Let's say you're hooked on donuts, and your health and waistline are suffering as a result of that tasty vice. Your friends and family are concerned; your doctor is too -- they all tell you to shape up, start exercising. You hum and haw, but know they're right; this donut addiction can't last. So, you break out the running shorts, lace up some sneakers and head out for a run. That's great, right? Well, then you decide to use your newfound energy to jog back to the bakery for an assorted dozen donuts. That doesn't make much sense, does it? Now, on a completely unrelated note, let's talk about Chevron's new method of extracting crude oil by tapping into solar energy. Today, the oil giant's subsidiary, Chevron Technology Ventures, unveiled an impressive 29-megawatt solar-thermal power plant they plan on using to -- wait for it -- increase oil production at their extraction fields in Coalinga, California. Almost got you, didn't I?

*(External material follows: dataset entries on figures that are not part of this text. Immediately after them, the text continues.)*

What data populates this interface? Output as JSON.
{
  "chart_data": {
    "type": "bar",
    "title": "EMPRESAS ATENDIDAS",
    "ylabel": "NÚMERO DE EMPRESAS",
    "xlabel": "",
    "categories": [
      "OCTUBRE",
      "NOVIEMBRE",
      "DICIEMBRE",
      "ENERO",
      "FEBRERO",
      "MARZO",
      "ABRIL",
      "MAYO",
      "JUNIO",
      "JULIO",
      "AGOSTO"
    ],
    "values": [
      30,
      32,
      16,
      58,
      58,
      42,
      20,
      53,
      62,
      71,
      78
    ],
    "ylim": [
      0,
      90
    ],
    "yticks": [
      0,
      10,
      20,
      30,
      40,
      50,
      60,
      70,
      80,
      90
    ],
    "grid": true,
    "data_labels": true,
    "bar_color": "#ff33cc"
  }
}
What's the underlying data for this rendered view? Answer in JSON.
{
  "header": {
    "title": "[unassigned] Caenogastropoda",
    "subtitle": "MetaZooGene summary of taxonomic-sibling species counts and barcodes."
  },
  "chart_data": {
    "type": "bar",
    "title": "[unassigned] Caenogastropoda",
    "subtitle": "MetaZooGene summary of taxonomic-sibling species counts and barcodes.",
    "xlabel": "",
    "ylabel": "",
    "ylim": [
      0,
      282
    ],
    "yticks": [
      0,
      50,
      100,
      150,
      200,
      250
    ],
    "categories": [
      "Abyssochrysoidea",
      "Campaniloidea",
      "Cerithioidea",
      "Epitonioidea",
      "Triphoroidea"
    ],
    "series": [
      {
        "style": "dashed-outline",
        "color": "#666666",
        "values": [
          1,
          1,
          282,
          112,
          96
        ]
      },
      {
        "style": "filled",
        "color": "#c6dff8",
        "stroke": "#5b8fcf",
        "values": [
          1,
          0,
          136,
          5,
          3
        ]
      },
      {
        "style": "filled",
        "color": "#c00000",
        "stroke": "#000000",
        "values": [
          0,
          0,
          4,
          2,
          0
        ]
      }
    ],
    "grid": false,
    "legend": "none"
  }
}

The facility is made up of 7,600 mirrors that will focus sunlight on a boiler tower to generate steam which, when introduced into the extraction system, makes it easier to pump the thickest crude from the ground. Before this new system was put in place, other fossil fuels, like natural gas, were needed to facilitate this process to heat the oil. In other words, the new technology will allow Chevron to extract more oil from the ground in a "cleaner" way.
The only problem is, there's really nothing "clean" about more oil.
"Through this demonstration, we want to determine the feasibility of using solar power for enhanced oil recovery," says Chevron Technology President Desmond King, via United Press International. "This technology has the potential to augment gas-powered steam generation and may provide an additional resource in areas of the world where natural gas is expensive or not readily available."
Chevron's push towards renewable energy solutions to meet their oil extraction needs, however, is less about being eco-minded and more about improving their bottom line. According to a report from Bloomberg, using solar-thermal systems to improve production can actually be more cost effective than burning natural gas -- and the project in Coalinga aims to test its viability.
Despite the irony behind hailing a renewable energy source as a solution to increase production of non-renewable sources, it is nice to see that oil companies like Chevron have it in them to build such facilities.
And who knows, maybe one day they'll decide to jog past the donut shop before the've become too fat to fit through the door.